I worked in the studio almost all week doing the mundane... making cards, framing prints, packaging and all the necessary chores... and very little fun creating. We all have to do it and rarely blog about it for good reason. I did work on this body form all day Friday.It has very colorful resin paper wings with a metal and paper body. I painted a scene on the torso that turned out hideous, yes that happens. So no picture and I will rework it later.
It stands 4' with a wing span of 4 1/2'. Saturday after working on the house we went for a drive near Albany. On the way, the Great Blue Heron was hunting for mice in a just-cut field.

And here is said mouse smack in the middle of the road. It looks like a rock but is a mouse.
He wanted to get to the other side, opposite of Mr. Heron. As I tried to hurry him along with my mono-pod, he jumped and bit at it. I made sure he made it just as a fast farm truck came barreling down on us.

Here is the art gone bad... this is the front of a house in Albany. Go ahead and click on it and check out the flag holding bear on the right and the deer on the left. A water fall comes of the roof and drops into a Koi pond.

The Koi are beautiful and around 20" long.

This sign was on an old truck across the street. I liked the color, it will make a nice back ground on a future piece of art.
We journeyed along out of town to this little pond. I wanted to look first before Norm and the dogs got out (bird watching).
As I saw this tree, I heard the loud slap of the beaver tail announcing my arrival.
He sat and watched us, moving now and then to let us know it's his home.
It was getting dark and time to go ....
The seed heads rustled in the breeze, a killdeer cried from the far side of the pond as dark unproductive clouds rolled past. A very nice day, I will get back to art as summer days wane, but for now nature will satiate me with its beauty.

Monday, August 3, 2009

Bracelets and Baby Birds

During the hot weather I made a few bracelets, I just love taking out the boxes of beads and fingering all the different colors. I feel like I'm looking into a pirates treasure chest. At the beach my mom and my cousin Barb spent hours sorting colors for me, now I'm a well organized pirate thanks to them.

All the beads are glass and come in a variety of sizes. This one is summer colors.

Amber's are so rich and blend into the nest. My favorite.

I'm ready for fall these beads look like juice red berry's.

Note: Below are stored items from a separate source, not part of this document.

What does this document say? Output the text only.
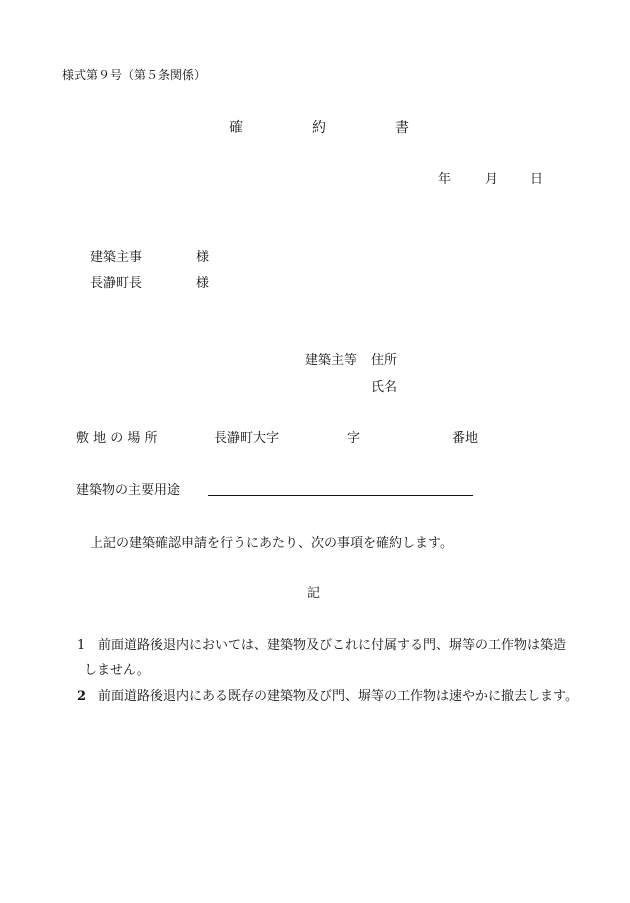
様式第９号（第５条関係）
確	約	書
年	月 日
建築主事	様
長瀞町長	様
建築主等 住所
氏名
敷 地 の 場 所	長瀞町大字	字	番地
建築物の主要用途
上記の建築確認申請を行うにあたり、次の事項を確約します。
記
1 前面道路後退内においては、建築物及びこれに付属する門、塀等の工作物は築造
しません。
2 前面道路後退内にある既存の建築物及び門、塀等の工作物は速やかに撤去します。
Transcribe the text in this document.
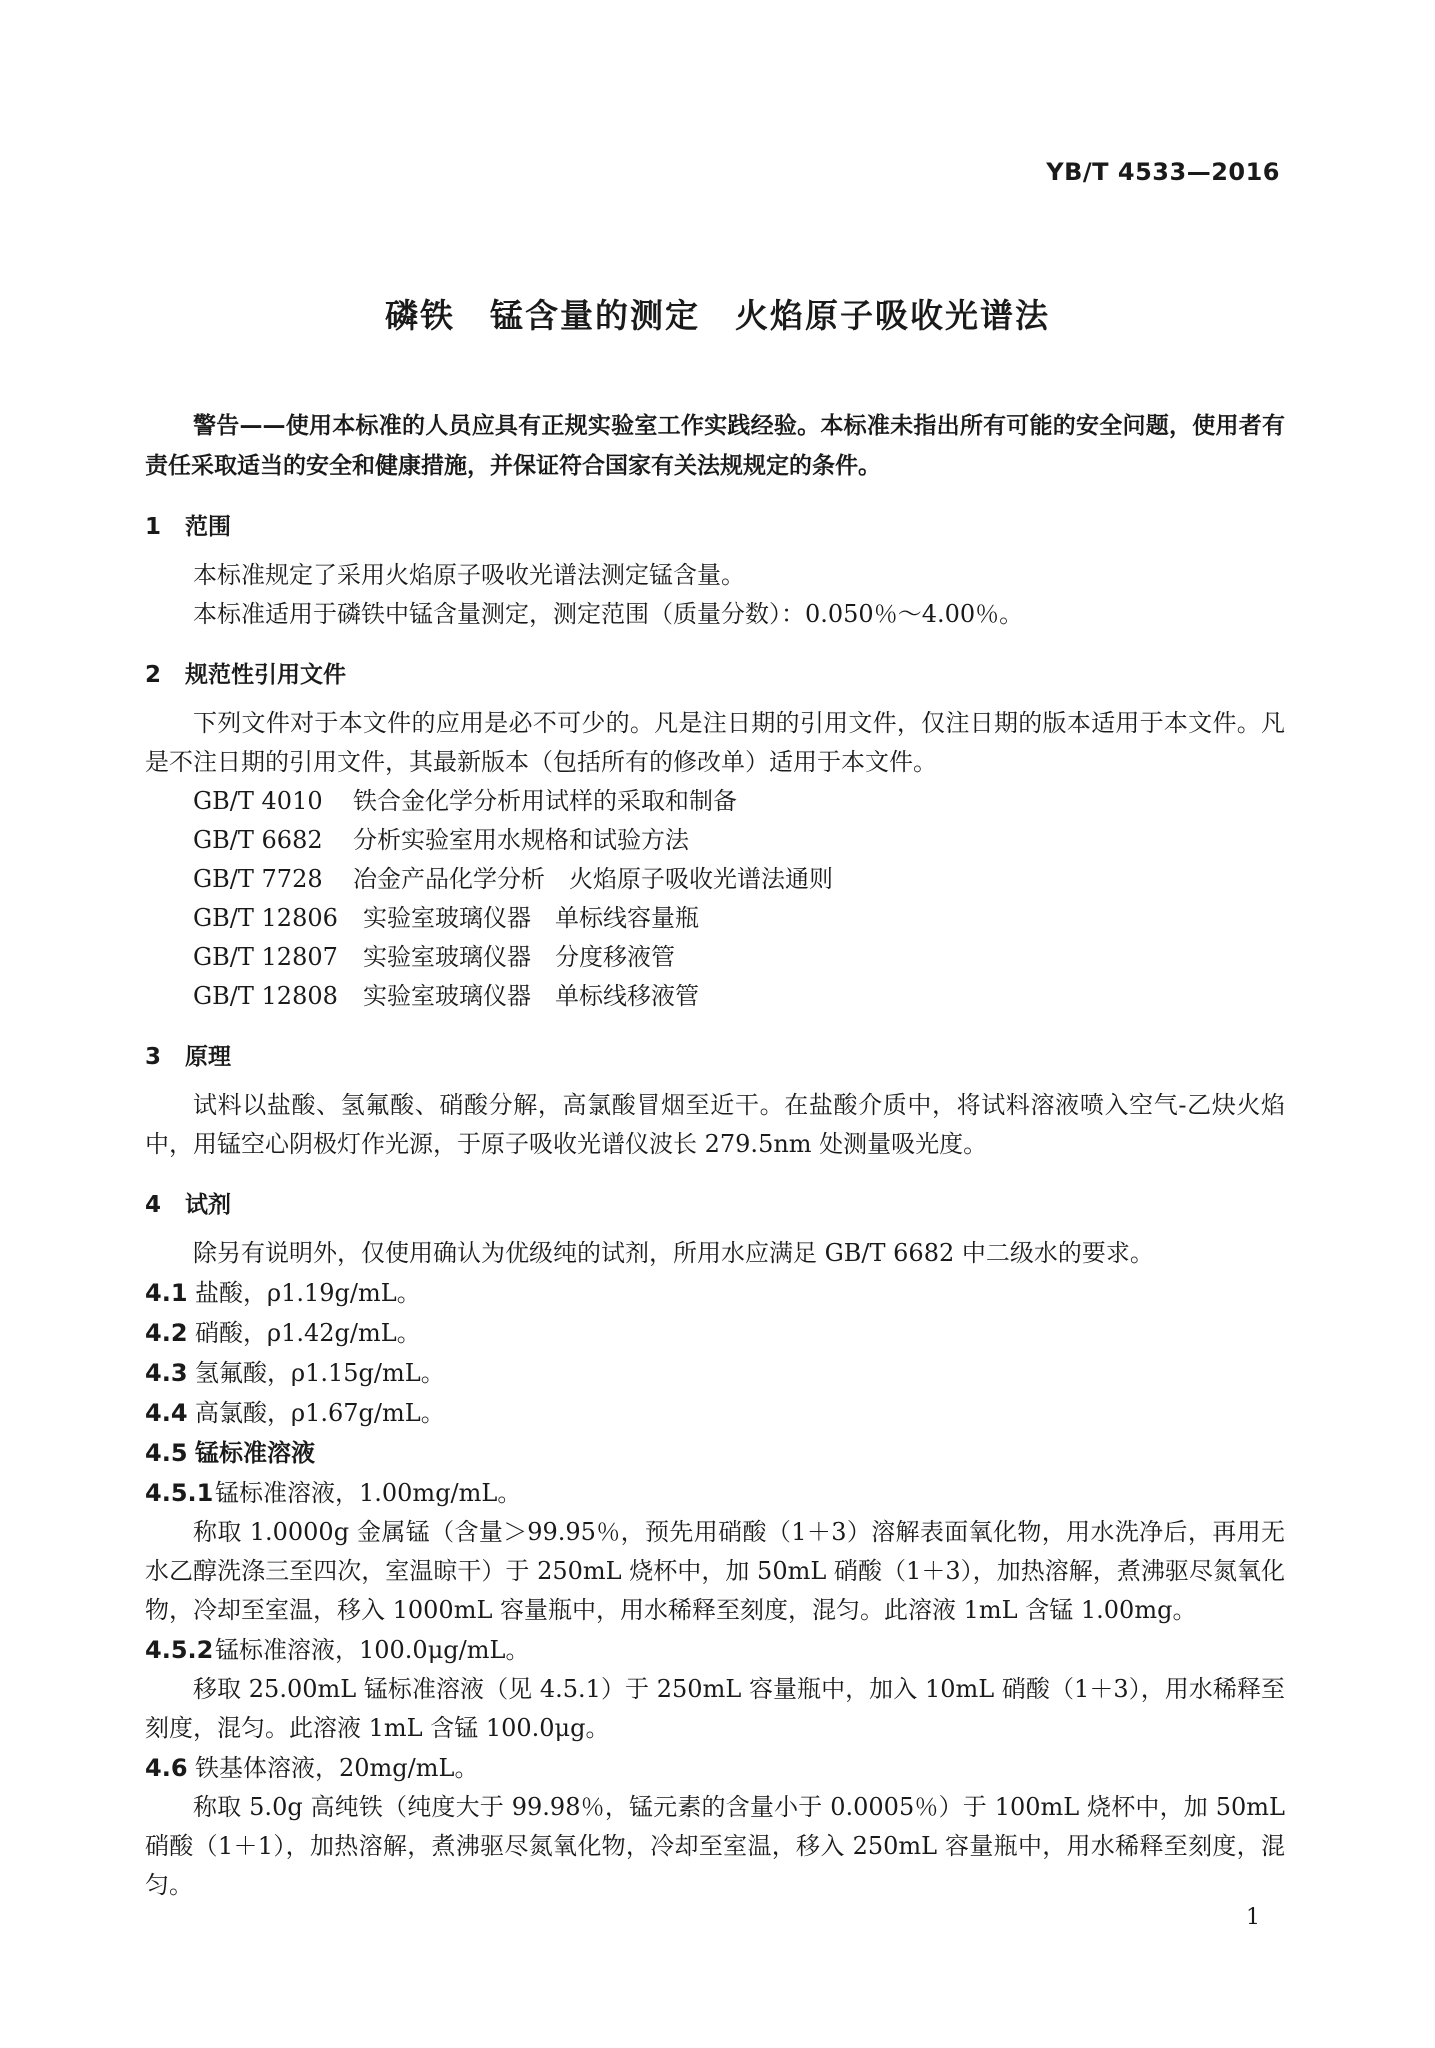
YB/T 4533—2016
磷铁　锰含量的测定　火焰原子吸收光谱法

警告——使用本标准的人员应具有正规实验室工作实践经验。本标准未指出所有可能的安全问题，使用者有责任采取适当的安全和健康措施，并保证符合国家有关法规规定的条件。

1 范围

本标准规定了采用火焰原子吸收光谱法测定锰含量。

本标准适用于磷铁中锰含量测定，测定范围（质量分数）：0.050％～4.00％。

2 规范性引用文件

下列文件对于本文件的应用是必不可少的。凡是注日期的引用文件，仅注日期的版本适用于本文件。凡是不注日期的引用文件，其最新版本（包括所有的修改单）适用于本文件。

GB/T 4010 铁合金化学分析用试样的采取和制备

GB/T 6682 分析实验室用水规格和试验方法

GB/T 7728 冶金产品化学分析　火焰原子吸收光谱法通则

GB/T 12806 实验室玻璃仪器　单标线容量瓶

GB/T 12807 实验室玻璃仪器　分度移液管

GB/T 12808 实验室玻璃仪器　单标线移液管

3 原理

试料以盐酸、氢氟酸、硝酸分解，高氯酸冒烟至近干。在盐酸介质中，将试料溶液喷入空气-乙炔火焰中，用锰空心阴极灯作光源，于原子吸收光谱仪波长 279.5nm 处测量吸光度。

4 试剂

除另有说明外，仅使用确认为优级纯的试剂，所用水应满足 GB/T 6682 中二级水的要求。

4.1 盐酸，ρ1.19g/mL。

4.2 硝酸，ρ1.42g/mL。

4.3 氢氟酸，ρ1.15g/mL。

4.4 高氯酸，ρ1.67g/mL。

4.5 锰标准溶液

4.5.1锰标准溶液，1.00mg/mL。

称取 1.0000g 金属锰（含量＞99.95％，预先用硝酸（1＋3）溶解表面氧化物，用水洗净后，再用无水乙醇洗涤三至四次，室温晾干）于 250mL 烧杯中，加 50mL 硝酸（1＋3），加热溶解，煮沸驱尽氮氧化物，冷却至室温，移入 1000mL 容量瓶中，用水稀释至刻度，混匀。此溶液 1mL 含锰 1.00mg。

4.5.2锰标准溶液，100.0μg/mL。

移取 25.00mL 锰标准溶液（见 4.5.1）于 250mL 容量瓶中，加入 10mL 硝酸（1＋3），用水稀释至刻度，混匀。此溶液 1mL 含锰 100.0μg。

4.6 铁基体溶液，20mg/mL。

称取 5.0g 高纯铁（纯度大于 99.98％，锰元素的含量小于 0.0005％）于 100mL 烧杯中，加 50mL 硝酸（1＋1），加热溶解，煮沸驱尽氮氧化物，冷却至室温，移入 250mL 容量瓶中，用水稀释至刻度，混匀。

1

And two red ones are ready for...... can't say it.
I learned a new style at the coast, flat very simple but also very very comfortable to wear.

And the lot of them.
LOOK WHAT I FOUND__________ I was talking on the phone with a friend and decided to look in the garden while talking for a Robins egg shell or a discarded snake skin some little gift from nature. I went to a shrub that I new a bird had nested in last year and saw a new nest, I went in to take a close look and to my surprise it was full.

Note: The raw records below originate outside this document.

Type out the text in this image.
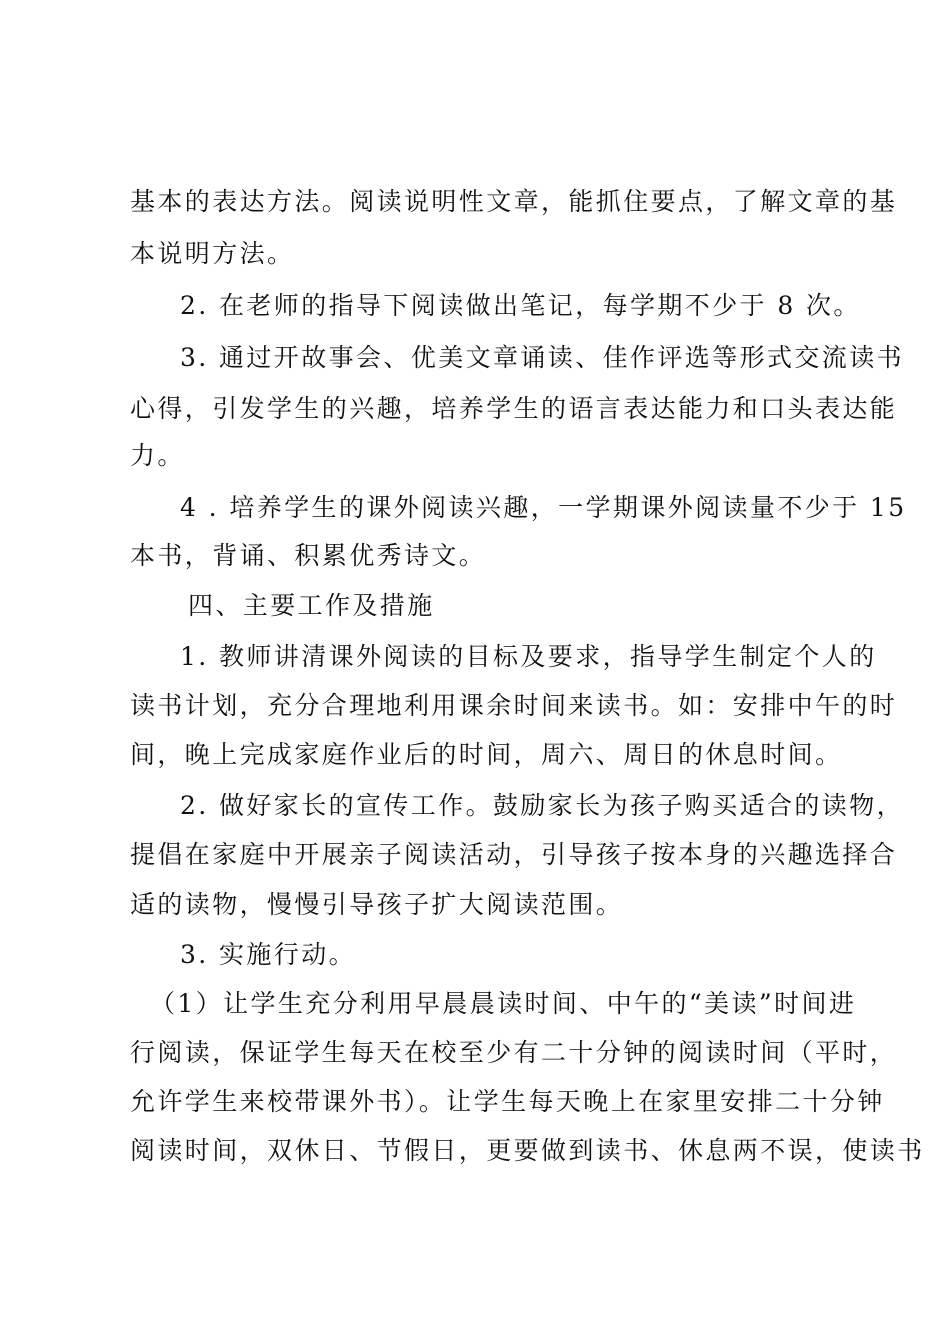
基本的表达方法。阅读说明性文章，能抓住要点，了解文章的基
本说明方法。
2. 在老师的指导下阅读做出笔记，每学期不少于 8 次。
3. 通过开故事会、优美文章诵读、佳作评选等形式交流读书
心得，引发学生的兴趣，培养学生的语言表达能力和口头表达能
力。
4 . 培养学生的课外阅读兴趣，一学期课外阅读量不少于 15
本书，背诵、积累优秀诗文。
四、主要工作及措施
1. 教师讲清课外阅读的目标及要求，指导学生制定个人的
读书计划，充分合理地利用课余时间来读书。如：安排中午的时
间，晚上完成家庭作业后的时间，周六、周日的休息时间。
2. 做好家长的宣传工作。鼓励家长为孩子购买适合的读物，
提倡在家庭中开展亲子阅读活动，引导孩子按本身的兴趣选择合
适的读物，慢慢引导孩子扩大阅读范围。
3. 实施行动。
（1）让学生充分利用早晨晨读时间、中午的“美读”时间进
行阅读，保证学生每天在校至少有二十分钟的阅读时间（平时，
允许学生来校带课外书）。让学生每天晚上在家里安排二十分钟
阅读时间，双休日、节假日，更要做到读书、休息两不误，使读书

They are not asleep but hoping that the monster will go away. Do click on the photo to enlarge, you can see the yellow fold on it's mouth. And my favorite is the wee bit of fluff on the top of their heads. Also look at the spider webs used to make her nest.

And in this one you can see the feathers just coming out of the quill. These are American Gold Finch babies. If you are not keen on birds stop reading here.
American Goldfinches breed later in the summer than most songbirds. Their breeding is timed to coincide with the peak abundance of thistle seed. They often nest in loose colonies. The nest is located in an upright fork of a shrub, tree, or occasionally a dense weed. The female builds a tightly woven, compact cup of plant fibers and spider webs and lines it with thistle-down. The female incubates 4 to 6 eggs for 12 to 14 days. The male brings her food while she incubates, and while she broods the young for the first few days after they hatch. After that, both parents bring food to the young. The young leave the nest after 12 to 17 days, but the parents continue to feed the young for a few weeks. American Goldfinches generally raise one or two broods each year.